Vienna has several waste collection points where you can leave bulky waste, electrical appliances, hazardous waste (in household quantities) and other old goods for no charge.

The use of the Wiener Mistplätze is subject to certain quantity limits and requirements, but they are to avoid industrial use. Therefore, most households will have no problem with the limitations.

Here you can find several collection points in Vienna.

It is worth pointing out that delivery to those sites can only be made by cars with Viennese license plates, on foot or by bicycle. Furthermore, no trailers or company cars are allowed to leave trash at these collection points.

What can you bring to the collection centres?

This is the place to bring large sheets of plastic foil, bulky or large metal parts and electrical appliances, for example.

Additionally, you can bring small amounts of bulky waste, wood, styrofoam, large cardboard boxes, green waste and used tires to any waste collection centres.

Depending on what you are disposing of, you might need to go to the Rinter centre, one of the larger ones.

READ ALSO: Hasta la mista, baby? How to vote for your favourite Vienna trash can joke

The centres also have a separate division where it is possible to donate old items still in good condition, the so-called 48er-Tandler-Box.

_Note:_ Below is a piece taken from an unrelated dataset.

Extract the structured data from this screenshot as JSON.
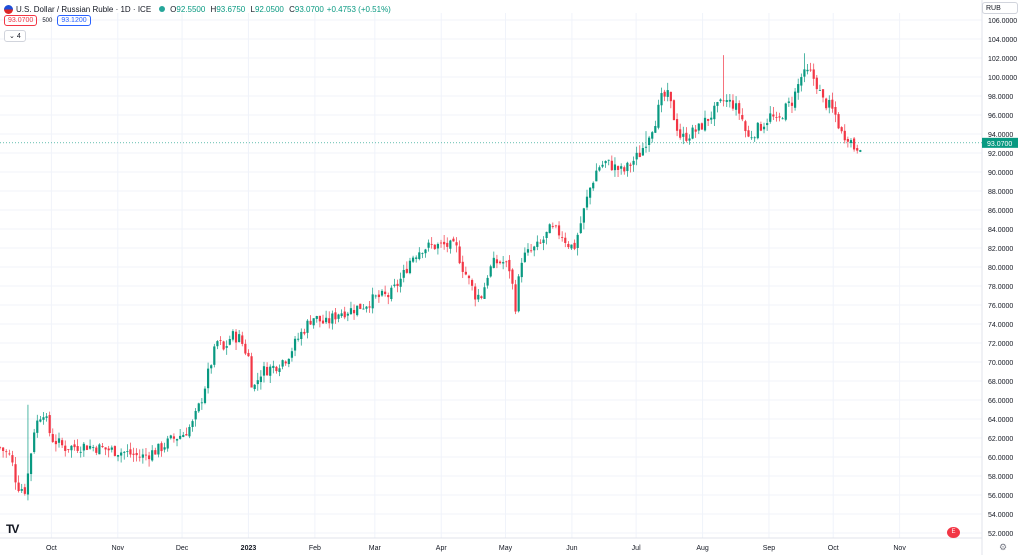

Tableware, small furniture, electrical appliances, clothes, toys and other items can be reused and bought at a low price at the 48er-Tandler reuse shop.

Most centres are open only from Monday to Friday during business hours, but others are also available on Saturdays.

What to do if I don’t have a car?

If you don’t need a car but still need to dispose of a large appliance, the Viennese solution varies.

Some will take public transport with a couple of friends trying to help them carry an old sofa via the u-bahn, although that can get a little tough at peak hour. 

Alternatively, you can borrow or rent a vehicle to try and save costs.

READ ALSO: The downsides of Vienna you should be aware of before moving there

But Vienna City also has a service that will pick up the trash for a low fee – even if it is located in the attic, a basement or a courtyard.

It’s the Entrümpelungsdienst und Sperrmüllabfuhr der MA 48. You can also ask for the “dump service” when the city of Vienna brings a trough (the smallest can fit 12 cubic meters).

Once you fill it up, they will remove it and take it to the appropriate place.

Costs will depend on the amount of trash, the size of the appliance, and where in the household it is located.